Once configured, use the model name like any other:

```python
import litellm

response = litellm.completion(
    model="smart-router",  # Your complexity_router model name
    messages=[{"role": "user", "content": "What is 2+2?"}]
)
# Routes to SIMPLE tier (gpt-4o-mini)

response = litellm.completion(
    model="smart-router",
    messages=[{"role": "user", "content": "Think step by step: analyze the performance implications of implementing a distributed consensus algorithm for our microservices architecture."}]
)
# Routes to REASONING tier (o1-preview)
```

## Special Behaviors

### Reasoning Override

If 2+ reasoning markers are detected in the user message, the request is automatically routed to the REASONING tier regardless of the weighted score. This ensures complex reasoning tasks get the appropriate model.

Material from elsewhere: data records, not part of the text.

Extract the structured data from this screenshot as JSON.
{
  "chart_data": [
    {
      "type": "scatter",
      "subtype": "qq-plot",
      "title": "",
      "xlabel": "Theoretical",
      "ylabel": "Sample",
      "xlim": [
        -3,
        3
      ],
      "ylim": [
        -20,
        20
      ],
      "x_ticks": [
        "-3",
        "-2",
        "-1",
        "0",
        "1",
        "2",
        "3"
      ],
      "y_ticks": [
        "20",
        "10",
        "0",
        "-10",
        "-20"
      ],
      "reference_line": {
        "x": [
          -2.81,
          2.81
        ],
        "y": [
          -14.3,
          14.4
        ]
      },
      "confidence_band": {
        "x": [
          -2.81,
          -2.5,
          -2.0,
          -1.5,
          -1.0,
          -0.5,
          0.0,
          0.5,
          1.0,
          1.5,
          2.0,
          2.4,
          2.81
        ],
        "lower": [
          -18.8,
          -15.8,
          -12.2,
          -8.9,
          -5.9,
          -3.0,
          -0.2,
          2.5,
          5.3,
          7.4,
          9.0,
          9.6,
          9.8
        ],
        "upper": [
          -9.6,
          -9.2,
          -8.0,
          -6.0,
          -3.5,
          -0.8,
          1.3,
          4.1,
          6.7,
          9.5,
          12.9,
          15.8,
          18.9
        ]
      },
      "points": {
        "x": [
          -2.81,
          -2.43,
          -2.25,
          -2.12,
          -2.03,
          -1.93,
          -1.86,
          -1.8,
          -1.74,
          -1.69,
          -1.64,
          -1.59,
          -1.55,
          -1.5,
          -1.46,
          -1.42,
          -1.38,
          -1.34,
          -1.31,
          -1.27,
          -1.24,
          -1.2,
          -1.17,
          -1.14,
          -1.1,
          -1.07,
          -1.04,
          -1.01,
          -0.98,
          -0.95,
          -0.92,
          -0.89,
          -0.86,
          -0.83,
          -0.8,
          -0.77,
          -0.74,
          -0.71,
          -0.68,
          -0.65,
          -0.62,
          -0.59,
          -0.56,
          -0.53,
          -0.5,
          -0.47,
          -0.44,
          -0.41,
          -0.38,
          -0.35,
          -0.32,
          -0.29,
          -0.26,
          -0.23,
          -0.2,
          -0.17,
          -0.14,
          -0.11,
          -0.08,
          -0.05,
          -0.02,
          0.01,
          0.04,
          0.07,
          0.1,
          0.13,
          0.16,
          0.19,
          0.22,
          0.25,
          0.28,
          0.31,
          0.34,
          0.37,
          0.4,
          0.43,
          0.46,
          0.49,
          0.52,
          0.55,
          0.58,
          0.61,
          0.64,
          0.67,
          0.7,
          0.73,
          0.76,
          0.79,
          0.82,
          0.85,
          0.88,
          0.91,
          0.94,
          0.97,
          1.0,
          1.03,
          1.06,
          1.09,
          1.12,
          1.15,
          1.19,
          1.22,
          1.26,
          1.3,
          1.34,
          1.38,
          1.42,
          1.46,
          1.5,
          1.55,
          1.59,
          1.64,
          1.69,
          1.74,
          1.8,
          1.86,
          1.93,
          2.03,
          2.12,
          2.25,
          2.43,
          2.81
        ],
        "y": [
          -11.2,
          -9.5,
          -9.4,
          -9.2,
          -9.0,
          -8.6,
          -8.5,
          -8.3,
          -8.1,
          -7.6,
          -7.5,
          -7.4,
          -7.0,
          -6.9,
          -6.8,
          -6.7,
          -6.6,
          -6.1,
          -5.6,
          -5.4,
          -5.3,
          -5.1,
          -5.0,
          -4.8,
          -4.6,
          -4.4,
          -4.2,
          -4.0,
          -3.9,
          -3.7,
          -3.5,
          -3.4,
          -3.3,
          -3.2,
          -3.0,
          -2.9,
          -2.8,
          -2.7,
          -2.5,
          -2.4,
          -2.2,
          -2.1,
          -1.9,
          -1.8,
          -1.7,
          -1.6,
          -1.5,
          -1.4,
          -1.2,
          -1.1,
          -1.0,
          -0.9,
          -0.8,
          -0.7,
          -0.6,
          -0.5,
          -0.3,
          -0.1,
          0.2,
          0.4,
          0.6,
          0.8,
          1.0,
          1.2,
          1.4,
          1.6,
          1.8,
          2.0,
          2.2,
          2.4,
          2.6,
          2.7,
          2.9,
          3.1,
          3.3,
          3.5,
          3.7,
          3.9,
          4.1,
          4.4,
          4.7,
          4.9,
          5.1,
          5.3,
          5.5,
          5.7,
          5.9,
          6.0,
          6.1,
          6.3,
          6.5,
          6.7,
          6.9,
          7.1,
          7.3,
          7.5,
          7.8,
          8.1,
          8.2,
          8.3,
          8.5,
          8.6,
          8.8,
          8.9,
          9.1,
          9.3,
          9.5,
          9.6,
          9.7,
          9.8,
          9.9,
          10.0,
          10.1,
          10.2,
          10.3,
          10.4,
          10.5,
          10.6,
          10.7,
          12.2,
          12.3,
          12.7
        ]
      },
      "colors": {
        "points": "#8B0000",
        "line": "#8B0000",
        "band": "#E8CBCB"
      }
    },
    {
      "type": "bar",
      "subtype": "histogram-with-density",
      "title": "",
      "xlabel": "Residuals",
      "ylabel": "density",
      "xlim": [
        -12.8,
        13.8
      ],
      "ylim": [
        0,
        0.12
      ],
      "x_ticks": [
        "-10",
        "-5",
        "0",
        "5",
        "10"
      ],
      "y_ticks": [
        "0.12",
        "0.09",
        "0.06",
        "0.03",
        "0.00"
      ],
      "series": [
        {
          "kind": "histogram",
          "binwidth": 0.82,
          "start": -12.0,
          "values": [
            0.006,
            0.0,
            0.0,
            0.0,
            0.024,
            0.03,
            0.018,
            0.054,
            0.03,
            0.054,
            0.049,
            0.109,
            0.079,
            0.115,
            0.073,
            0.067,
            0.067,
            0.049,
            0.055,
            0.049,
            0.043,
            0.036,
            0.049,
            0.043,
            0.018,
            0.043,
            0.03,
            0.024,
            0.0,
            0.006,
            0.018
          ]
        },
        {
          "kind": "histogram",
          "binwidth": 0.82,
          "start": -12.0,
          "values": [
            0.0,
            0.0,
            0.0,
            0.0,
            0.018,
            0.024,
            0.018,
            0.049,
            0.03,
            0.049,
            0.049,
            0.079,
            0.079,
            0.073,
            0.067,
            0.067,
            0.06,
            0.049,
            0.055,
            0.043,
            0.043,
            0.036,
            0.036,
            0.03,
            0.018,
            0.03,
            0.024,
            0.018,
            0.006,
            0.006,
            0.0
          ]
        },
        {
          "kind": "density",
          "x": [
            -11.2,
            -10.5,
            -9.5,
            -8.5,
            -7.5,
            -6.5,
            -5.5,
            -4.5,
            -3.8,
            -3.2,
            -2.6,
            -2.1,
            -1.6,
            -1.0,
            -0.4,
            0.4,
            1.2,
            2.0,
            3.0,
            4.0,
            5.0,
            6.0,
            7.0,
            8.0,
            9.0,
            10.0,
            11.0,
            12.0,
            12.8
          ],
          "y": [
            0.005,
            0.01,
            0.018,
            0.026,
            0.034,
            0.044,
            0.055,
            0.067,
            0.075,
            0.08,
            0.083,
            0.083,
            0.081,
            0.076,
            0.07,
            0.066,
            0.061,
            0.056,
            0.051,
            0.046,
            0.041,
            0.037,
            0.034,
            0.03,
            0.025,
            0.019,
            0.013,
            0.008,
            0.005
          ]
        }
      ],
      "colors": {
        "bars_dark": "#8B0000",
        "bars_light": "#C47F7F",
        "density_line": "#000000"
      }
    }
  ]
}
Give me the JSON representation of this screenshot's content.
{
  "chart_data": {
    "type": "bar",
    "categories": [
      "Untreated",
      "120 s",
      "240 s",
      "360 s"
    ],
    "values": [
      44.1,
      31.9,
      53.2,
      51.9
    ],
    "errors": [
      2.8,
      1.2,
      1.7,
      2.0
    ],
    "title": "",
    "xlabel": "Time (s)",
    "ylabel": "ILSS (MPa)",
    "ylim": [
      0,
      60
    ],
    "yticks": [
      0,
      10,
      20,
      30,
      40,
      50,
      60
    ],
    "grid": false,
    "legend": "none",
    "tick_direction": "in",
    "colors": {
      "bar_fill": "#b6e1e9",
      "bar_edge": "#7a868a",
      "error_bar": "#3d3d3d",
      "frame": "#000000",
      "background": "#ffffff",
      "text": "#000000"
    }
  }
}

### System Prompt Handling

Reasoning markers in the system prompt do **not** trigger the reasoning override. This prevents system prompts like "Think step by step before answering" from forcing all requests to the reasoning tier.

### Code Detection

Technical code keywords are detected case-insensitively and include:
- Language keywords: `function`, `class`, `def`, `const`, `let`, `var`
- Operations: `import`, `export`, `return`, `async`, `await`
- Infrastructure: `database`, `api`, `endpoint`, `docker`, `kubernetes`
- Actions: `debug`, `implement`, `refactor`, `optimize`

## Performance

- **Classification time**: <1ms typical
- **Memory usage**: Minimal (compiled regex patterns + keyword sets)
- **No external dependencies**: Works offline with no API calls

## Comparison with auto_router

| Feature | complexity_router | auto_router |
|---------|-------------------|-------------|
| Classification | Rule-based scoring | Semantic embedding |
| Latency | <1ms | ~100-500ms (embedding API) |
| API Calls | None | Requires embedding model |
| Training | None | Requires utterance examples |
| Customization | Weights, keywords, thresholds | Utterance examples |
| Best For | Cost optimization | Intent routing |

Use `complexity_router` when you want to optimize costs by routing simple queries to cheaper models. Use `auto_router` when you need semantic intent matching (e.g., routing "customer support" queries to a specialized model).